Despite weather forecasts for both heat and thunderstorms, the festival proved successful. “The attendance stayed steady all day,” said festival organizer Teressa Welborn, noting that over 1,000 people attended.  As they were educated and entertained, festival-goers enjoyed a variety of food and drinks sold by local non-profit groups.

The Boy Scouts provided children’s activities including a Monkey Bridge, skillet-shooting gallery, obstacle course, and more. Troop 257 Scoutmaster Robert Celmer estimated that more than 200 children participated.

Many people visited the “Arts and Crafts Show and Sale” hosted by the Arts Council of Marshall County.  ACMC President Ed Pullen observed a steady stream of festival-goers peruse and purchase art and locally hand-made crafts appropriate to the Yellow River Festival’s focus on the river and mid-1800s life.

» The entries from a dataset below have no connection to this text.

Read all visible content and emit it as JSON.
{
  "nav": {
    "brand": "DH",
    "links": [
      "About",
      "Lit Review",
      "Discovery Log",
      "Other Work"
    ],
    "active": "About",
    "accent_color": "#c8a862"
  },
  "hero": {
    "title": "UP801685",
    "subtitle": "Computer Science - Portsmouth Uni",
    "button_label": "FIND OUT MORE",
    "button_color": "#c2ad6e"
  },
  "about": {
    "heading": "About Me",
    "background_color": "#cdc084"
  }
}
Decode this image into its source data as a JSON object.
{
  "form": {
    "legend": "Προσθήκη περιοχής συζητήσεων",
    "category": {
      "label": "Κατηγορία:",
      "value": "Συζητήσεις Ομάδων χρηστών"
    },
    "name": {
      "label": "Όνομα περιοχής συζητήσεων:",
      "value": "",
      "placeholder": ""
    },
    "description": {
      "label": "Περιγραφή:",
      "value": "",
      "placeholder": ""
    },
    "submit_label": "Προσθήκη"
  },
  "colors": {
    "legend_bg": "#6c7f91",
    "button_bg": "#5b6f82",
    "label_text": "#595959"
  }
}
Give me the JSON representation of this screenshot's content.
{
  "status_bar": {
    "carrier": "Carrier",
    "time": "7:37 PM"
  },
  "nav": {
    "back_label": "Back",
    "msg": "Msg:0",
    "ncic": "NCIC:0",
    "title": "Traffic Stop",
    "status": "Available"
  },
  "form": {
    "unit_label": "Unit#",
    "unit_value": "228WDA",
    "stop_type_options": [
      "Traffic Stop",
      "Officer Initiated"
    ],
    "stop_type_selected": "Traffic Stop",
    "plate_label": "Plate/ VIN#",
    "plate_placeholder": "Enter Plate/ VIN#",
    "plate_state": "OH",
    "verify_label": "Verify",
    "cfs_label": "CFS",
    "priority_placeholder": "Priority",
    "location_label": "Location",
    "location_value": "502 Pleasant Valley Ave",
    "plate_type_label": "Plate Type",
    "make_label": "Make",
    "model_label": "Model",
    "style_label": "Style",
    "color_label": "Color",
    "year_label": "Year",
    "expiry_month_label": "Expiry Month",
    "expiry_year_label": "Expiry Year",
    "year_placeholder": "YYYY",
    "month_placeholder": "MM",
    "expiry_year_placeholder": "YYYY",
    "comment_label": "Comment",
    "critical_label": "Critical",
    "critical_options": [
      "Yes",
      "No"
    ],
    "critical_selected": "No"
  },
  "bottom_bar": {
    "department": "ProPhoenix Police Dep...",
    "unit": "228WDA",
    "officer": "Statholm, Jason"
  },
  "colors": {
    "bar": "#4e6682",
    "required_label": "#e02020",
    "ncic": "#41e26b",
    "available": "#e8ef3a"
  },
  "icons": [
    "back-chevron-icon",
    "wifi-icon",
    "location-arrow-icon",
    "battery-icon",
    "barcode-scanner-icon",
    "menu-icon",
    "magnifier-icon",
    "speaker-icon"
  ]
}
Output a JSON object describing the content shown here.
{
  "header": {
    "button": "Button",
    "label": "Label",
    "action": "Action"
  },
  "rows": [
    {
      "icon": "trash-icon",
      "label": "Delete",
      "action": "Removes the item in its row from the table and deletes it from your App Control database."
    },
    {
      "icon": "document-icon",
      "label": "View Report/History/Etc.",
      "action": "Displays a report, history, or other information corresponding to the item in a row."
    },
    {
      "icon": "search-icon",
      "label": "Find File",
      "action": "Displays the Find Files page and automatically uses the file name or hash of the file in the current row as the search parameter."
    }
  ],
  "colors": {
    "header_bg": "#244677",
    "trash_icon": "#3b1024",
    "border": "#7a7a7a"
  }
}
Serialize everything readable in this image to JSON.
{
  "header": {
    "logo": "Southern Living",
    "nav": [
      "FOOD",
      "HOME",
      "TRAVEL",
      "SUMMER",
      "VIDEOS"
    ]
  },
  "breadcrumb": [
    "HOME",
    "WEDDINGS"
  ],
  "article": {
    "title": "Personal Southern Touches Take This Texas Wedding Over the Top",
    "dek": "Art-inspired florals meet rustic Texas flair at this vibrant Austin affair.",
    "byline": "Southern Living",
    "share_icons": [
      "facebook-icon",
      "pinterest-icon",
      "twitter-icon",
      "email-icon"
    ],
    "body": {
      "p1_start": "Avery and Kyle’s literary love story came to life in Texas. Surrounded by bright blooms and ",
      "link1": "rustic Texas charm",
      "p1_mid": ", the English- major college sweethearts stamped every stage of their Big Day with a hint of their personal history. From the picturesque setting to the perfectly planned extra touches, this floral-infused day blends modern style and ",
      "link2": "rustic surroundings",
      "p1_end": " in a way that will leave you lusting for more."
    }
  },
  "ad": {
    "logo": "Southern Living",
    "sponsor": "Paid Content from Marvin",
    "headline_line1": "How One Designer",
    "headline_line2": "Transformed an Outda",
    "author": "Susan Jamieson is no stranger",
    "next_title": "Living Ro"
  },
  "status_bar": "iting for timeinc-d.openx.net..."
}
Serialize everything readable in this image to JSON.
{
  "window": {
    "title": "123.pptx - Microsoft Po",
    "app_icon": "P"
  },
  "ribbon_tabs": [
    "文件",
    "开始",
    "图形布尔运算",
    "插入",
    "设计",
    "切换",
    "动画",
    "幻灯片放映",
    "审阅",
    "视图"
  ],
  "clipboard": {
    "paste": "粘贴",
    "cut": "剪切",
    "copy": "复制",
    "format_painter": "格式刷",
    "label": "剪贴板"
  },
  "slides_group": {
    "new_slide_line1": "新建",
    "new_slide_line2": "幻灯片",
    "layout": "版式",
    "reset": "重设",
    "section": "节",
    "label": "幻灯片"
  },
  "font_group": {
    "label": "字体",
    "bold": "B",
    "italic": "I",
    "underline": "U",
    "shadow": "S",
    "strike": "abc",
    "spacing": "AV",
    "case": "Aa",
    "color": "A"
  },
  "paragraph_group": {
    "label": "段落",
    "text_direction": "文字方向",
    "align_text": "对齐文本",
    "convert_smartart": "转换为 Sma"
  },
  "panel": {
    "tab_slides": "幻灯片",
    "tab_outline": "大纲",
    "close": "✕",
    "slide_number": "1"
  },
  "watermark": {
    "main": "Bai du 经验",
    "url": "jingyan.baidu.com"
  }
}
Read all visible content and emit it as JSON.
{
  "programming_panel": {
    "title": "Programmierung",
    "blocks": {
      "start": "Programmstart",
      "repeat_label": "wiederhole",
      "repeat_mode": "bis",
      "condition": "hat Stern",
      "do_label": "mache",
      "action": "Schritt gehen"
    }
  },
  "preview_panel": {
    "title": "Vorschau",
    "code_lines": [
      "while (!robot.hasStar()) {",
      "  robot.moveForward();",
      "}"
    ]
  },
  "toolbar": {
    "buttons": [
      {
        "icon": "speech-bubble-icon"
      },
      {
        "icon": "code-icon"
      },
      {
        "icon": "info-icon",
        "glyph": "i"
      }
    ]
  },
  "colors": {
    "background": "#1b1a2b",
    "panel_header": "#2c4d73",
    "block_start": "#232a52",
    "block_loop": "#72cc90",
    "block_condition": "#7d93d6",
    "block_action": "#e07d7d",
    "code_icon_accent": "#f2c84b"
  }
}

All ages also enjoyed “Johnny Appleseed,” who roamed the park and shared his pioneer tales and folksy wisdom in two half-hour segments at the education stage. The stage also featured presentations by Dr. Tom Buchanan, Kurt Garner, Marianne Peters, and the “Huckleberry Queen” (performed by Anne Liechty), who captivated the audience with tales of her exploits in Northern Indiana.

 A “Liars Bench” took over the education stage , too, with participants Mayor Mark Senter, mayoral candidate Jim Vinall, Welborn, and Tom Keb sharing vivid descriptions about old-fashioned tools. Audience members voted on which story they thought most realistic, with each “liar” trying to convince listeners his or her story was true.

At the Entertainment Stage, local musicians Yesterday’s News, Shakin’ Hammers String Band, Liza and Mark Woolever, Marshall County Women, Pay the Piper, Marcy Prochaska, and Prairie Dogs provided strong performances. One of the region’s most well-known bands, Gold Mine Pickers, satisfied bluegrass and Americana fans with a blistering mid-afternoon set. The other headliner, Kennedy’s Kitchen, moved their show inside to Opie’s at the City Center due to rain.

Winter Hawk Drum, an annual favorite, delivered Native American music and dance twice. The festival’s focus on nature and Native American culture appeals to local resident and Native American educator Norman Rhoades. “I was born and raised on this river… it’s part of my life and who I am,” said Rhoades, who has traveled up and down the river many times. “It’s important that we have the waterways of our ancestors…[who] traveled these waterways for food, trading, and transportation.” Tim Jordan, a Southern Cherokee Nation member who drives up every year from Peru, agrees. He is glad the festival provides a venue where “some of us native people can come here and demonstrate herbal remedies” and other traditions. “It’s a good education for children…they remember these festivals.”